Et donc la rédemption ? En 1517, Martin Luther affiche 95 thèses qui initient la réforme protestante, en dénonçant le pouvoir du pape et les richesses de l'Église. Voilà probablement qui est notre fief et maroufle.
GANGOUZIER Grand Gouzier, issu d'une longue lignée de géants, épouse Gargamelle, fille du roi des Parpaillons. Un beau jour, ils invitent tous les villageois des alentours, afin de finir quantité de tripes. Grand Gouzier met en garde son épouse, elle est enceinte de onze mois.
En dépit de ses remontrances, elle en mangea seize muits, deux baquets et six pots. Oh, la belle matière fécale qui devait boursoufler en elle ! Au-delà de l'humour scatologique, cette remarque traduit le regard d'un médecin et philosophe humaniste pour qui le corps humain est une machine prodigieuse conçue par Dieu.
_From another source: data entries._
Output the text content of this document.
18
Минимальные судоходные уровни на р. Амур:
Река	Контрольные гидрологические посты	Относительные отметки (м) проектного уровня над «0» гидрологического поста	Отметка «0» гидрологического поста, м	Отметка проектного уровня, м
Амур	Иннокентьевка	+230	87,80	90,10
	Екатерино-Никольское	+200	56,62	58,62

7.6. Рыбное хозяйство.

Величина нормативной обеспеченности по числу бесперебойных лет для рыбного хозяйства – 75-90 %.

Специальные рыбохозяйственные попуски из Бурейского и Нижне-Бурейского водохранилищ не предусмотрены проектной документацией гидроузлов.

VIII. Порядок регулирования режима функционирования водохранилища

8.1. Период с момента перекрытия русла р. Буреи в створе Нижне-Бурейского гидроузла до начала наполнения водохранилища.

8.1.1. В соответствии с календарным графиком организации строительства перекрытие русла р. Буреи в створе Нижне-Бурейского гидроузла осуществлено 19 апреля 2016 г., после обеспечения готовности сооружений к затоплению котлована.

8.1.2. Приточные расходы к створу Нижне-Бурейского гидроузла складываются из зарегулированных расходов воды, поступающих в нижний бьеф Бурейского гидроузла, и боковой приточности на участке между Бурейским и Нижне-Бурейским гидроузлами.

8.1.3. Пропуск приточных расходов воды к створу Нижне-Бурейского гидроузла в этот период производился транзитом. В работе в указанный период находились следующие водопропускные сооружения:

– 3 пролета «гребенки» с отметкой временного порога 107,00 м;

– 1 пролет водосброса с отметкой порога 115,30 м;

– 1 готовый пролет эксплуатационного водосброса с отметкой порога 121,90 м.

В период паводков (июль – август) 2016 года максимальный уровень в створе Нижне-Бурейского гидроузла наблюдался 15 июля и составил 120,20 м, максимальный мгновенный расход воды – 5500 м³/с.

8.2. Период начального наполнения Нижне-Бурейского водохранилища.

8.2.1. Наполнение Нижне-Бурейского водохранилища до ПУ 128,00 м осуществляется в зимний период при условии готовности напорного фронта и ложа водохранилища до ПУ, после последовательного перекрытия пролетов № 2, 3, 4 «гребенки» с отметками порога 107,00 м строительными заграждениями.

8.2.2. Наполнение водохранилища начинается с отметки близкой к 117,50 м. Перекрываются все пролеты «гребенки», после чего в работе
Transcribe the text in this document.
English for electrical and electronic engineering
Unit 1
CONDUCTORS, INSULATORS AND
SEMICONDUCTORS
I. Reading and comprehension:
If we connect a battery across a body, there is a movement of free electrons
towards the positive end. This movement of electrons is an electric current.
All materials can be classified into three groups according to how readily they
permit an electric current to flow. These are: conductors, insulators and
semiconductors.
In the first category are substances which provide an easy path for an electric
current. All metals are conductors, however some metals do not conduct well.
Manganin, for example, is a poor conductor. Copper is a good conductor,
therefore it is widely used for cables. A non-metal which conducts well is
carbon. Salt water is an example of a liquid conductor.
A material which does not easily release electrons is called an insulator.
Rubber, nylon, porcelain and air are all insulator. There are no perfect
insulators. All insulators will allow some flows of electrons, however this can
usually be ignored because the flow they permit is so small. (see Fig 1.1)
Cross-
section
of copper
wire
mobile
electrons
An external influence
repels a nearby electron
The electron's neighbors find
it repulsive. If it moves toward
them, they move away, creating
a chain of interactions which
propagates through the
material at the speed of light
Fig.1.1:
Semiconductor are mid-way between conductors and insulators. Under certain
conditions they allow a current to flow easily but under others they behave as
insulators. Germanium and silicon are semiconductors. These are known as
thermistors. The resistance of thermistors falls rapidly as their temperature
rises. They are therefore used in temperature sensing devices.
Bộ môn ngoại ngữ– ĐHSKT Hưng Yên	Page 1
Ce chapitre retranscrit les paroles des joyeux fêtards, qui font l'éloge du vin avec des jeux de mots.
Oh, Lacryma Christi ! Celui-là vient de la Devinière ! Sur mon âme, c'est un vrai velours !
Il tombe bien, c'est pure laine ! Tiens, la Devinière, c'est justement le nom de la demeure du père de Rabelais, sénéchal et avocat royal à Seuilly, à côté de Chinon, lieu enchanteur que l'on peut toujours visiter aujourd'hui. Pendant les festivités, Gargamel va accoucher.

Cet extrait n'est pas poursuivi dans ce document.